The phenomenally popular children’s book series “Flat Stanley” could be a metaphor for using too much social media: A boy who suddenly becomes two-dimensional gets stamped and mailed around the world in a search to recover his well-rounded, three-dimensional self again.
“The Musical Adventures of Flat Stanley,” which opens this weekend, is Riverside’s theater for young audiences production this year, the recent initiative that was launched with last year’s “Poodleful,” an original musical by Riverside’s musical director Ken Clifton and DJ Salisbury, who frequently directs.
This time, the play is targeted at a slightly older audience: 5 to 13. Like last year, the production puts the talents of Riverside’s performance apprentices on display for the public. Graduates from theater programs around the country, the apprentices mostly show off their talents by staging short plays in the county’s schools.
Jeff Brown’s “Flat Stanley” books were adapted by Timothy Allen McDonald, who also turned the works of Roald Dahl into the musicals “James and the Giant Peach” and “Willy Wonka.”
Performances are Friday, Saturday and Sunday this weekend and next, with three shows daily: 1:30 p.m., 4 p.m. and 7:30 p.m.
As they did with “Poodleful,” the Riverside apprentices will travel to Stuart in late December to stage the play at the Lyric Theatre.
Entertaining as some might find the presidential campaign, only one candidate has made a stand-up routine out of it: Blue Collar Comedy Tour comic Ron White, whose shtick now includes a 2008 Vero Beach arrest for pot, just enough for a “little skinny twisted-up joint,” as he told a Las Vegas reporter afterwards.
While White did not earn a spot at the podium at Monday’s debate, he did book the stage at Melbourne’s King Center for Friday. With the motto “Vote Smart! Because You Can’t Fix Stupid,” White has taken to calling his gigs “campaign stops.”
Speaking of campaigns, the new super-group Prophets of Rage has a different vision for our nation: Make America Rage Again. At least that’s what they’re calling their tour, headed for Perfect Vodka Arena Saturday. The group consists of three members of Rage Against the Machine, plus Chuck-D of the hip-hop group Public Enemy and B-Real of Cypress Hill, the L.A.-based Latino hip-hop group. Hard to believe the groups got their start in the early 1990s. Rage’s lead vocalist Zack de la Rocha is not part of the group; he just released his first solo cut in a decade this month, part of an upcoming solo album.

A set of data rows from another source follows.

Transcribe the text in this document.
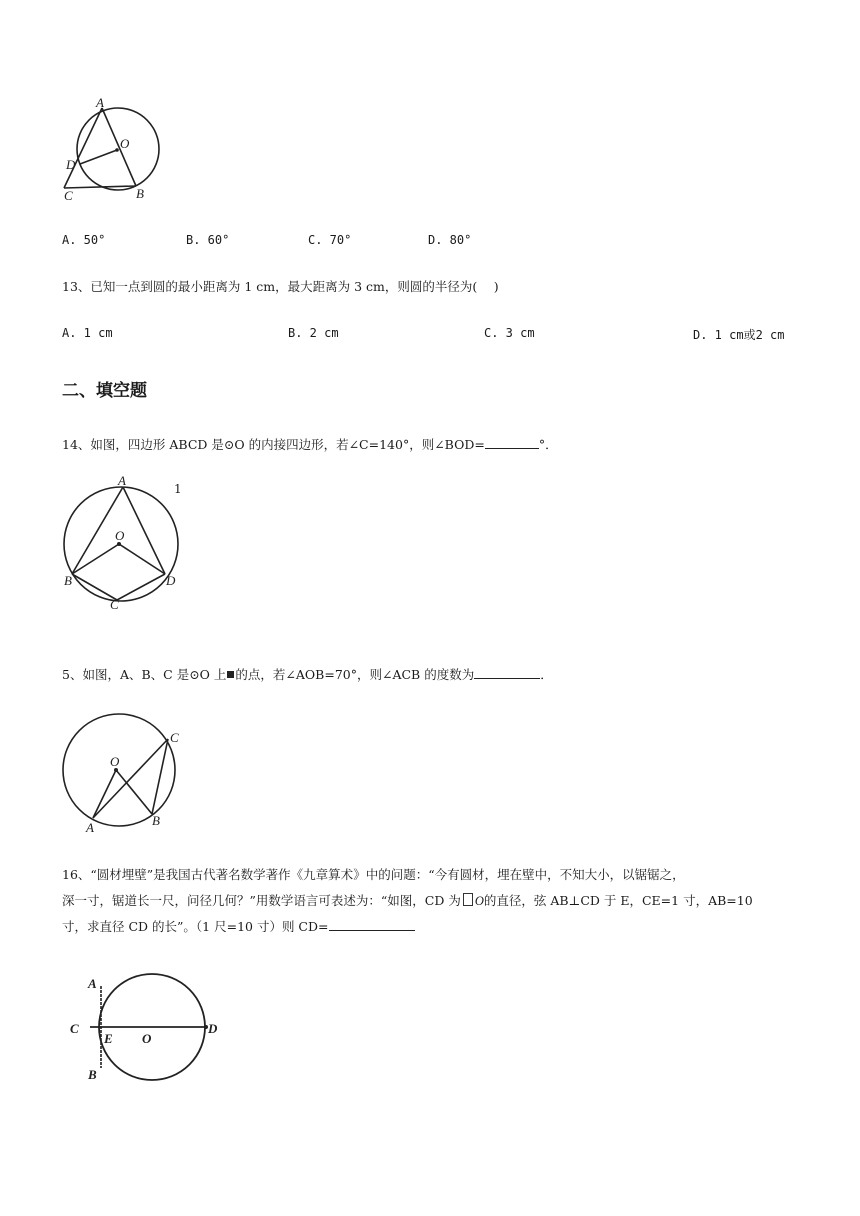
A
O
D
C	B
A. 50°	B. 60°	C. 70°	D. 80°
13、已知一点到圆的最小距离为 1 cm，最大距离为 3 cm，则圆的半径为(　 )
A. 1 cm	B. 2 cm	C. 3 cm	D. 1 cm或2 cm
二、填空题
14、如图，四边形 ABCD 是⊙O 的内接四边形，若∠C=140°，则∠BOD=	°．
1
A
O
B
C
D
5、如图，A、B、C 是⊙O 上 的点，若∠AOB=70°，则∠ACB 的度数为	．
O
C
A	B
16、“圆材埋壁”是我国古代著名数学著作《九章算术》中的问题：“今有圆材，埋在壁中，不知大小，以锯锯之，
深一寸，锯道长一尺，问径几何？”用数学语言可表述为：“如图，CD 为 O的直径，弦 AB⊥CD 于 E，CE=1 寸，AB=10
寸，求直径 CD 的长”。（1 尺=10 寸）则 CD=
A
C
E O
D
B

We’re just weeks away from the reawakening of Riverside’s Main Stage with what will no doubt be a smokin’ production of “Ring of Fire,” the story and music of Johnny Cash. Jason Edwards, who played in the show in Broadway, will direct and star in the show, which opens Oct. 25. As a warm-up, Riverside is offering for the first time an adult seminar on the play, the first in the theater’s new Backstage Access series that will precede each Main Stage production. Part lecture, part discussion group, the class will take a look at examples of past productions, the script, and in this case the cultural impact of Cash and his music. Having watched Riverside’s education director Jim VanValen in action, on stage in the one-man show “Underneath the Lintel” a couple of years ago, and rehearsing the Riverside apprentices this summer, I can tell you his years as a college professor on top of his long career as an actor promise to make his classes deserving of standing room only enrollment.
A folksy roots rock group with broad appeal is at Kilted Mermaid Saturday night: Damion Suomi heads south from his home in Cocoa Beach. Suomi segued from Bible College to bar music and hasn’t looked back. A year-and-a-half-long stay in Ireland suffused his songbook with Irish drinking songs and he and his group the Minor Prophets, since disbanded, produced an album “Go, and Sell All Your Things.”